Thursday, September 23, 2010

DAY 69

Today I am grateful for: leaving part of my heart in good hands



I'm at the airport waiting for my flight from Salt Lake City to LA. All day I have had that feeling of dread in the pit of my stomach. The one that always comes when you know you have to do something that you don't want to do.

I did not want to once again say good-bye to people that I love. I seem to be doing that a lot in the last 6 months.

I realised that I had tears in my eyes when I arrived at this airport 3 weeks ago, and now I have tears in my eyes again upon leaving.
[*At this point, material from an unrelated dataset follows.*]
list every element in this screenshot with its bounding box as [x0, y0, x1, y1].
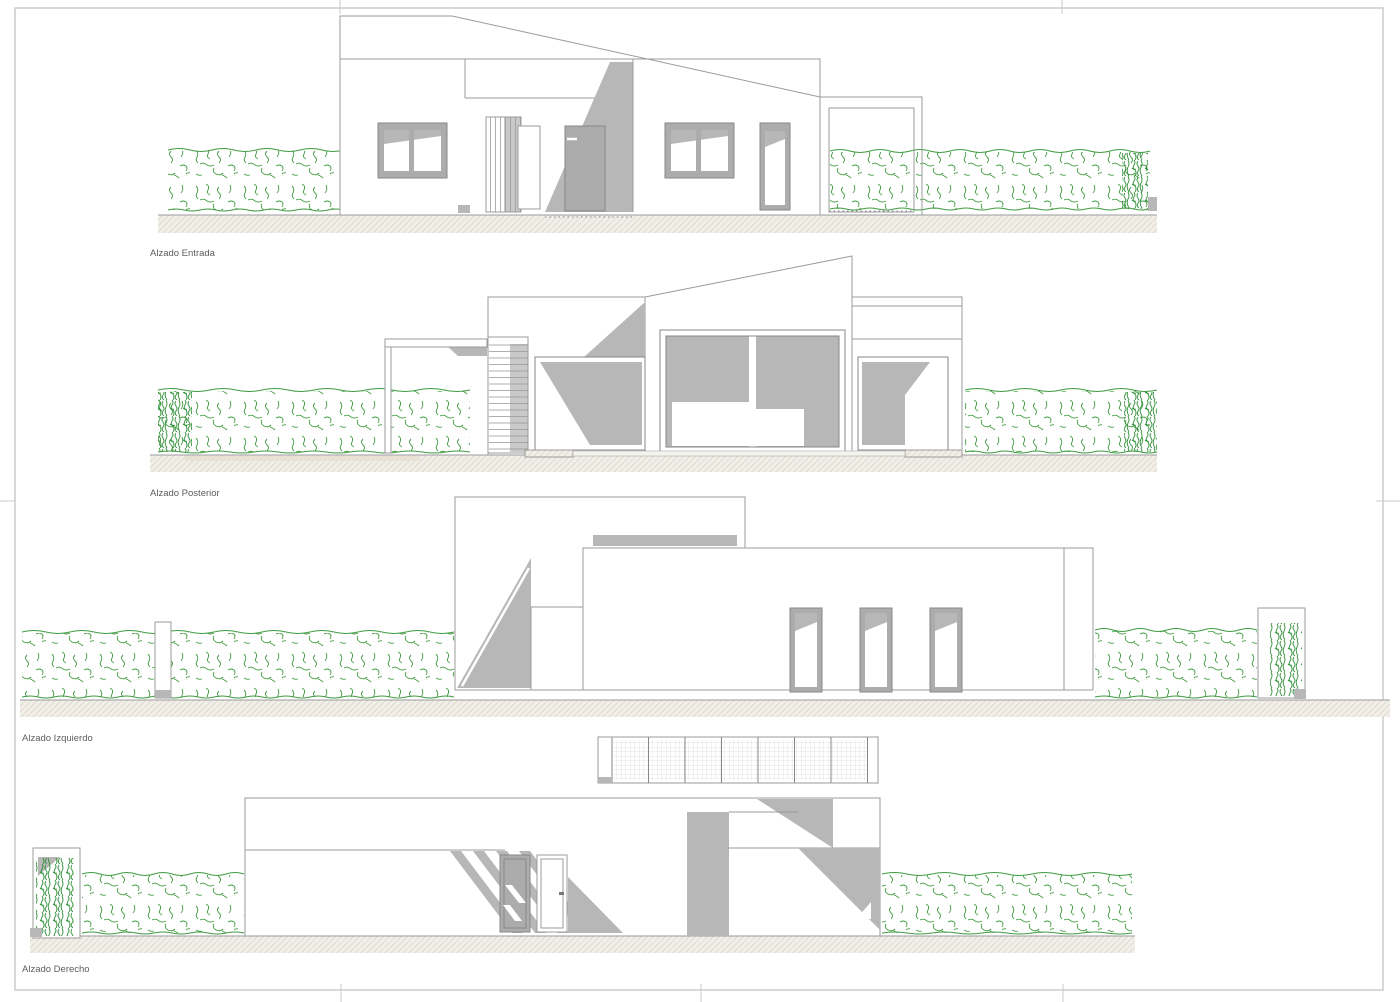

I think it has to do with my heart.

My arrival tears were because I was reunited with a piece of my heart that I had lost - the piece Alison left with 4 months ago. Today the tears were because I was losing that part again. It stays with Alison. She keeps it with her heart.

Is that what love is? Leaving pieces of your heart with people, hoping that they will care for it until the time comes to give it back?

I think in the case of loving my Dad, when he died that piece of my heart was lost along with him. Grief is learning to live with less of your heart.

Today I am grateful for the knowledge that I am leaving part of my heart in safe hands. I know Alison will care for it and bring it back to me.

2 comments:

Sue Moes said...

Hope you have a good trip back Linny. You are bringing the missing piece of my heart back to me.

Selena said...

"Grief is learning to live with less of your heart" - so true Linda.